So all these so called “Christian parenting experts” write books and hold conferences that promise to provide parents with a method or program that will ensure that their kids will turn out OK. But while some of the advice they offer can often be helpful, what I find is that in general these “experts” make parenting much more complicated than it needs to be on one hand and much more superficial than it should be on the other hand.

If you doubt that, then just Google “Christian potty training” and click on a few of the nearly 500,000 items that come up. Really? I guess I missed all those places in the Bible that give us detailed instructions about how to potty train our kids. So we needlessly make parents feel guilty because they didn’t use just the right method to teach their children how to use a toilet. But even worse, we put so much emphasis on doing that just right that we miss out on the much more important aspects of raising our kids that we actually do find in the Bible.

This morning, we’re going to take a look at a verse that has probably caused more parents to needlessly feel guilty about their parenting than any other verse in the Bible. But what I will attempt to do this morning is to show all of us that a proper understanding of that verse not only frees us up from that needless guilt, but that it also reveals to us the most important thing we can do for our kids.

But before I do that, I want to ask you all to write down your answer to the question that I have posed in your sermon outline”

What is a child’s greatest need?

Just write down the first thing that comes to mind. Don’t try to give the answer you think I’m looking for or the “spiritual” answer.

[Wait for people to answer]

Would anyone like to share what you wrote down? [Let them share answers]. I agree that all those are important. Our kids need security, a sense of self-worth, good behavior [and the other things people mention]. But this morning, we’re going to see what the Bible says about the one thing that they need above all else. And the way that we make sure that we meet that need is by employing the fifth of the 5 D’s of Raising G-Rated Kids:

• Delight

• Devote

• Discipline

• Direct

• Disciple

In preparing this week’s message, I began to wonder if perhaps this shouldn’t have been the first message in the series because we’re going to focus on our end goal that we are to pursue when it comes to raising our children. But as I thought about it some more, I’ve come to the conclusion that it is appropriate to end the series with this message because it will hopefully leave us with a good reminder of what we’re trying to accomplish when we apply everything else we’ve learned over the last five weeks.

Let’s begin this morning with the verse that I referred to earlier – the one that has probably caused parents more grief than any other verse in the entire Bible:

Train up a child in the way he should go;

even when he is old he will not depart from it.

(Proverbs 22:6 ESV)

How many of you are familiar with that verse? And how many of you have ever felt guilty because of that verse? A lot of you, right? And the reason is that when we read this verse in almost any English translation, it reads like a promise that basically says that if we raise our kids the right way, then when they get older, they won’t turn away from the things that we taught them.

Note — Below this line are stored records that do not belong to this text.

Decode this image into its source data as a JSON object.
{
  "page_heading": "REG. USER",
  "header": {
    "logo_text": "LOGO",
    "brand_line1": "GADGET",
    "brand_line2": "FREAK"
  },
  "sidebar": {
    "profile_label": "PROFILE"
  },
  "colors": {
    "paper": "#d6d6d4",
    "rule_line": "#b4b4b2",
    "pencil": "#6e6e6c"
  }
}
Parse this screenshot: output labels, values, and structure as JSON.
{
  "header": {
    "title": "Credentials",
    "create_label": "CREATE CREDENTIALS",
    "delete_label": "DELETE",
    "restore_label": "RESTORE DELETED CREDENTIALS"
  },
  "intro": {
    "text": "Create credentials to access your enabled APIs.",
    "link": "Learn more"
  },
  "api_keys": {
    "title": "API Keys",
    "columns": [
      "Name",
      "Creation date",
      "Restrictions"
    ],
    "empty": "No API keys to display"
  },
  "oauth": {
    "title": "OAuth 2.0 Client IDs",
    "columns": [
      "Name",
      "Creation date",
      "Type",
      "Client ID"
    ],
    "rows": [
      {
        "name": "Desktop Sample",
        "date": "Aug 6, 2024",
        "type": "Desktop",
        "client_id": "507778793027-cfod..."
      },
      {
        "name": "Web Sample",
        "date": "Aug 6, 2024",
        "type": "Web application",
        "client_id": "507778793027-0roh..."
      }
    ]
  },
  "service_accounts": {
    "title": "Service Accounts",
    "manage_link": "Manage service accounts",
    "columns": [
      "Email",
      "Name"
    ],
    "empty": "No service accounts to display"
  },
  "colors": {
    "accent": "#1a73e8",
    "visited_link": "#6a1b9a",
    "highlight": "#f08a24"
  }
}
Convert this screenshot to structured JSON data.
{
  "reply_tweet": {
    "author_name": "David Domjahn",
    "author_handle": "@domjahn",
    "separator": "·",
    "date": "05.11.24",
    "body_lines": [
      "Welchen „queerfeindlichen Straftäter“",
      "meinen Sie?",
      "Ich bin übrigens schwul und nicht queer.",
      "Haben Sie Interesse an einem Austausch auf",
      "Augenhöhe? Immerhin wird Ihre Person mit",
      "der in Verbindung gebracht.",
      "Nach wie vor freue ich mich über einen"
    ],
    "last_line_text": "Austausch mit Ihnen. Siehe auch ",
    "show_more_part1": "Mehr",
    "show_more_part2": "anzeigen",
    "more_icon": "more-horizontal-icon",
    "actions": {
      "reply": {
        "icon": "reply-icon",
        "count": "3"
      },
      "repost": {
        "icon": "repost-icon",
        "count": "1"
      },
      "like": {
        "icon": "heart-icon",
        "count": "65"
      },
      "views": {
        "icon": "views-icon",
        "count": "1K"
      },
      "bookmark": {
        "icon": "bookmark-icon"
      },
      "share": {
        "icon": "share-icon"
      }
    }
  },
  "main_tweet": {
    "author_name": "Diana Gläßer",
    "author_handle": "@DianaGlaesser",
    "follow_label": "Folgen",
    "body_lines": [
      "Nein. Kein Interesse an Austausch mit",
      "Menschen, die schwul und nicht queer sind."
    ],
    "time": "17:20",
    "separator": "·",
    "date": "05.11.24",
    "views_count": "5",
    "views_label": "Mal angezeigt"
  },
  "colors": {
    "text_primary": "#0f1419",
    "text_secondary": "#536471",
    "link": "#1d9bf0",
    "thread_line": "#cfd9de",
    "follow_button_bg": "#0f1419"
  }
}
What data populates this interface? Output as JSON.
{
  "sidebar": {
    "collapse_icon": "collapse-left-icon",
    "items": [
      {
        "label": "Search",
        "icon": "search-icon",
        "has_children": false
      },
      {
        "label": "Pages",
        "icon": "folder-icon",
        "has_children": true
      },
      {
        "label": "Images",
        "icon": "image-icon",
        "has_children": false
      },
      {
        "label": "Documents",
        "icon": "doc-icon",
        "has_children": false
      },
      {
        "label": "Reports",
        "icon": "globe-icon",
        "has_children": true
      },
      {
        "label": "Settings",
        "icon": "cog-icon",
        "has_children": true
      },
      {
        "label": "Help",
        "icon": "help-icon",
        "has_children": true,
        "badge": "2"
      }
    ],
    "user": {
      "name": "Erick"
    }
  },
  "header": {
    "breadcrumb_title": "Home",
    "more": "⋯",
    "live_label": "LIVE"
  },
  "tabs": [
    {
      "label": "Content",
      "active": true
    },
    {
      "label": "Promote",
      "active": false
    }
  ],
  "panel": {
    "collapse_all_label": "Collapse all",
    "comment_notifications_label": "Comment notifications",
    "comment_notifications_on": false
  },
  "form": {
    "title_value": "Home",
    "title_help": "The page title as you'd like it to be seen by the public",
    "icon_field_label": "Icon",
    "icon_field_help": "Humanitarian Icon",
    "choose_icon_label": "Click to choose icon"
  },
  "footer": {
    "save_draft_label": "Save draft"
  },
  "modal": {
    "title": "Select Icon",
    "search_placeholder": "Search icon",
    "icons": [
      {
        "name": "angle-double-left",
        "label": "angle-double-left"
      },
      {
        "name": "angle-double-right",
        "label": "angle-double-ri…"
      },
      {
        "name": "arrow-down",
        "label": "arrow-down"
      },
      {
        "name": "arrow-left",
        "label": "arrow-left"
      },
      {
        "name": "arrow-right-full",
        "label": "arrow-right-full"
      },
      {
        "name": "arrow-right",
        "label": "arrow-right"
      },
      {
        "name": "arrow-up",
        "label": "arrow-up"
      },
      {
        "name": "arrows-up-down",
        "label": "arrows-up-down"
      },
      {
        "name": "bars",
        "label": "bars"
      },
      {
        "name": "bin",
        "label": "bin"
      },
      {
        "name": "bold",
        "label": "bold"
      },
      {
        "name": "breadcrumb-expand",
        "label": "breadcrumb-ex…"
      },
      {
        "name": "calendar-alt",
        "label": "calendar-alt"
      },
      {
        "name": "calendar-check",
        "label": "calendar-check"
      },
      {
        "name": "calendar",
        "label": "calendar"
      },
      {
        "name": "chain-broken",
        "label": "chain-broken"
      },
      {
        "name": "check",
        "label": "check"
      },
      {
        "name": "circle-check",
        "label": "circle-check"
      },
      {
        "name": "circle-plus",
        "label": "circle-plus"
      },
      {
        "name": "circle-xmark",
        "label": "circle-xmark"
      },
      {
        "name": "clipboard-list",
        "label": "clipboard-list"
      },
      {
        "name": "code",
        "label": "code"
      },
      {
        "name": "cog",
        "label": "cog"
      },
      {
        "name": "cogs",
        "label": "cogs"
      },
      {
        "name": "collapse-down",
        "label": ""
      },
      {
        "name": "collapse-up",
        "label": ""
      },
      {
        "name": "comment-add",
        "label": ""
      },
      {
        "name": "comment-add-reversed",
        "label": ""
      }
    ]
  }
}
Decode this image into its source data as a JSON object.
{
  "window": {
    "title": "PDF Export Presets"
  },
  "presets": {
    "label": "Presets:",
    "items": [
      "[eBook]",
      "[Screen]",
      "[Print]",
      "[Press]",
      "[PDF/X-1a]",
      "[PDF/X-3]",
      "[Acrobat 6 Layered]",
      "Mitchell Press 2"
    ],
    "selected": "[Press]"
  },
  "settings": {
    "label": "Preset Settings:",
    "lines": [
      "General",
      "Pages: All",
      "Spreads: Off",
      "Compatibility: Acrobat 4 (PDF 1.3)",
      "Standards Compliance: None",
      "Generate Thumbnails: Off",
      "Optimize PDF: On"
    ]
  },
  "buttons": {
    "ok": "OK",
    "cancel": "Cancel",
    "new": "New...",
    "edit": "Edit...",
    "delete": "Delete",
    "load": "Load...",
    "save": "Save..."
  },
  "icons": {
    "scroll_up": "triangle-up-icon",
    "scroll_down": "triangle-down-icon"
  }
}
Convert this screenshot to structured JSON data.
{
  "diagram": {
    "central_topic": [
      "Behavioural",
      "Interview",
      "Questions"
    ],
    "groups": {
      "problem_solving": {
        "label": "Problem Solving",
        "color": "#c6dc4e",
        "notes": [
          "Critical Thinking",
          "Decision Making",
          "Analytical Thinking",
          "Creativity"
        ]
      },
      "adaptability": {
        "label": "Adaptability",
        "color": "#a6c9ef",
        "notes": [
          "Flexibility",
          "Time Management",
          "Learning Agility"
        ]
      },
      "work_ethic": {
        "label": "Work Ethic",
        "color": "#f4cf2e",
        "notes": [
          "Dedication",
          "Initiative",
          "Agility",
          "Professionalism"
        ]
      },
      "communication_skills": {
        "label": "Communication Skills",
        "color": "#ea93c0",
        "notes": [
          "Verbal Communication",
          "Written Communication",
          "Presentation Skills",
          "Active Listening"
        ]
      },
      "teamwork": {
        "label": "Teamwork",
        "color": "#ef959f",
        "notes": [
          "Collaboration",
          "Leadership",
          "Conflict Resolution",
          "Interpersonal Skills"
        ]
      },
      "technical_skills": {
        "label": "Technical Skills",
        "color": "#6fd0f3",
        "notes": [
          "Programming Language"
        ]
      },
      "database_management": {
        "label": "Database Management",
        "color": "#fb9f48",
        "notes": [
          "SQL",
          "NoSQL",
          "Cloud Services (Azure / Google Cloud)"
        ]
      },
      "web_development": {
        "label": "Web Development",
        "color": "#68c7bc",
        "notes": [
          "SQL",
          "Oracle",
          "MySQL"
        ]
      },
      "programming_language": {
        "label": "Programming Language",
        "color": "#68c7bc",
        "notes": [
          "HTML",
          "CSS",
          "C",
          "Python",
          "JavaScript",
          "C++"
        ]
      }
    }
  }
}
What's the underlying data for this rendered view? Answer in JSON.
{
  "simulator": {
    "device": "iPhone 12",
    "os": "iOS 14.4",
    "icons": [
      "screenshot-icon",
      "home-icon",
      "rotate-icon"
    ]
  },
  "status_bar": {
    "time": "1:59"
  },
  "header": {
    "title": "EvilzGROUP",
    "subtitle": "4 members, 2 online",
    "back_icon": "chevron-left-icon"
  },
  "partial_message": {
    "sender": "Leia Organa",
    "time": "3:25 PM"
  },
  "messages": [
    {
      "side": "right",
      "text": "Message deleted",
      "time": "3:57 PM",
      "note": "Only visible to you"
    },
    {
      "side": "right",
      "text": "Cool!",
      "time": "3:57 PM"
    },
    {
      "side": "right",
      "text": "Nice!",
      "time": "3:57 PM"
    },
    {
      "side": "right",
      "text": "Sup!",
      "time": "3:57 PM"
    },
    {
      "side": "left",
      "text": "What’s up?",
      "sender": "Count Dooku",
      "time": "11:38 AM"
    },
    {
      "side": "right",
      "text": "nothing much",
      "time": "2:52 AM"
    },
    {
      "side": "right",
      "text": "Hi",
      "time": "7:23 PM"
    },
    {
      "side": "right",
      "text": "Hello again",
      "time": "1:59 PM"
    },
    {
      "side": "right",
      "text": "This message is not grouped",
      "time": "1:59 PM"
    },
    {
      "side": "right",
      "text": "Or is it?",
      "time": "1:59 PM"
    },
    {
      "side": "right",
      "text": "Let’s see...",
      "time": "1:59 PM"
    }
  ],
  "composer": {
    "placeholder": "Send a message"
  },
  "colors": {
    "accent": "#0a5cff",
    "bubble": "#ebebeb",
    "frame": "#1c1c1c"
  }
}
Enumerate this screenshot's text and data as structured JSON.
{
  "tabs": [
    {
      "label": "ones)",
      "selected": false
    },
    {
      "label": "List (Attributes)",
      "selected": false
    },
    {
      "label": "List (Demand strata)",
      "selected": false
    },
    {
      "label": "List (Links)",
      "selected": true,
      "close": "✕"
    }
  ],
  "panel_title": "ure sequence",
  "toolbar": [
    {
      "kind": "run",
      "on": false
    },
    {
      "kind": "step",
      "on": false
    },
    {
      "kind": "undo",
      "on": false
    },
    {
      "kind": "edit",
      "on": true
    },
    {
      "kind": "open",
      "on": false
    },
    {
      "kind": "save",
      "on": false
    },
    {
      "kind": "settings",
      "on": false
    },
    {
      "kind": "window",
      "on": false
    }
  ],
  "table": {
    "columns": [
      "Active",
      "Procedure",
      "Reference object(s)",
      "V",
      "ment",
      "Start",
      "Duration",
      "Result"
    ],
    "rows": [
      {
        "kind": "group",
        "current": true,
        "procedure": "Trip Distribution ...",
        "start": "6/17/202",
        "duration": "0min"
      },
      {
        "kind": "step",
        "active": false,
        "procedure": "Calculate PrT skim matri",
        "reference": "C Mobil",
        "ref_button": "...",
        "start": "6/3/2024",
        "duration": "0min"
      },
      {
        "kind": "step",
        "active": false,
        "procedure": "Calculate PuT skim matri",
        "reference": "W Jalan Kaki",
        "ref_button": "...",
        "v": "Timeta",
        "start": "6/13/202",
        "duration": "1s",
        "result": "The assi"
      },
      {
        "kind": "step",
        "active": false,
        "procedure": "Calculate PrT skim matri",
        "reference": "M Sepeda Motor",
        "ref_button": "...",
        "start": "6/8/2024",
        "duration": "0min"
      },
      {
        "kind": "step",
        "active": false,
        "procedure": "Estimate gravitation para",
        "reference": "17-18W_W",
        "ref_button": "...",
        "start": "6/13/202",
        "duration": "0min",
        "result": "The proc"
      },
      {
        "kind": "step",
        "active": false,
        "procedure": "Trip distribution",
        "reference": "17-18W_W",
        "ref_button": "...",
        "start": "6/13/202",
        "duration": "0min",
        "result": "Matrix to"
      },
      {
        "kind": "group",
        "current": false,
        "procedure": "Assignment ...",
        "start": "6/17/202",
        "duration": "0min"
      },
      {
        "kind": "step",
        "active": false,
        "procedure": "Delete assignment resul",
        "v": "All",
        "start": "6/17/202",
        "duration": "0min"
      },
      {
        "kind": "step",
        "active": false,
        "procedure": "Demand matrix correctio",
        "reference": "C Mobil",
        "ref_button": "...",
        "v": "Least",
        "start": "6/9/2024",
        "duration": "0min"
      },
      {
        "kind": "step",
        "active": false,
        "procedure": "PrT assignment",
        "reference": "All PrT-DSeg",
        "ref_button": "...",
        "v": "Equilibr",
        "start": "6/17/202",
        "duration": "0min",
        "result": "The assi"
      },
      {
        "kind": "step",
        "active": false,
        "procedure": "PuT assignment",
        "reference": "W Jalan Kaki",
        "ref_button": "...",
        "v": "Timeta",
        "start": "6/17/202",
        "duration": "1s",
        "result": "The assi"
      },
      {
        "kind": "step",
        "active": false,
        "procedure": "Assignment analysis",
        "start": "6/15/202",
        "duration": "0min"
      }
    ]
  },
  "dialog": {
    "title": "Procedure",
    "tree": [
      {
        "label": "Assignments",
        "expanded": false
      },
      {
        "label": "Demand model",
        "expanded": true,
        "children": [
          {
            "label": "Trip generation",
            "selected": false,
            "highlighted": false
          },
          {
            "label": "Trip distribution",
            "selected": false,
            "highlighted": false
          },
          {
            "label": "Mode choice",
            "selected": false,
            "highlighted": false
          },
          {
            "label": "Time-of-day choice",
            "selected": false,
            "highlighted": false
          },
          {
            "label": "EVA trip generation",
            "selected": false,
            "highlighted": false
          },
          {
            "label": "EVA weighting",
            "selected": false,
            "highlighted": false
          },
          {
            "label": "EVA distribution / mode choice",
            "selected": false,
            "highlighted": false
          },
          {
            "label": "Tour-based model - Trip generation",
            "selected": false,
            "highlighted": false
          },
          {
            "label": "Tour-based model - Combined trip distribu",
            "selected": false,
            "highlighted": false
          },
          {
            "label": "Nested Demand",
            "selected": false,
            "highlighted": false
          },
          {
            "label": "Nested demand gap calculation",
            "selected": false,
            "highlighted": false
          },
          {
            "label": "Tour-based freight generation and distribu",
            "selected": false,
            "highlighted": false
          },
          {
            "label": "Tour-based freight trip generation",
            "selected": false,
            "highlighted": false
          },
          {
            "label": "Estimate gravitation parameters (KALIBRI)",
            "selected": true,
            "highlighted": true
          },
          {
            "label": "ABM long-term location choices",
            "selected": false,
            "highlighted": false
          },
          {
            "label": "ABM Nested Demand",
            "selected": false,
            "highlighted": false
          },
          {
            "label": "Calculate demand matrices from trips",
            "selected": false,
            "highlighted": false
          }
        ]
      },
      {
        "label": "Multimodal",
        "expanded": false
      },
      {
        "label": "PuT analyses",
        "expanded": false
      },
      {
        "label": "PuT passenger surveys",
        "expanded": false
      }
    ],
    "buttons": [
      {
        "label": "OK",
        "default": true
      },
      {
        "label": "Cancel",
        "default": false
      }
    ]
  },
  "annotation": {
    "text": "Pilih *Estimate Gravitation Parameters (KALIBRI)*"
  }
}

The problem is that if we understand the verse like that and our children choose to take a path that is different than the one we taught them, then we have to conclude that one of two things must be true:

• Either we really messed up as parents and that is why our children rebelled and followed their own way, or

• God did not keep His promise.

And frankly either of those conclusions just don’t sit well with us, do they? So let’s deal with both ideas for a moment. We need to remember the nature of the Proverbs. A Biblical proverb is not an absolute promise, but rather a description of something that is generally true in a given situation. But because of man’s volition and self-determination and because we live in a world marred by sin, that truth won’t necessarily hold true in every situation.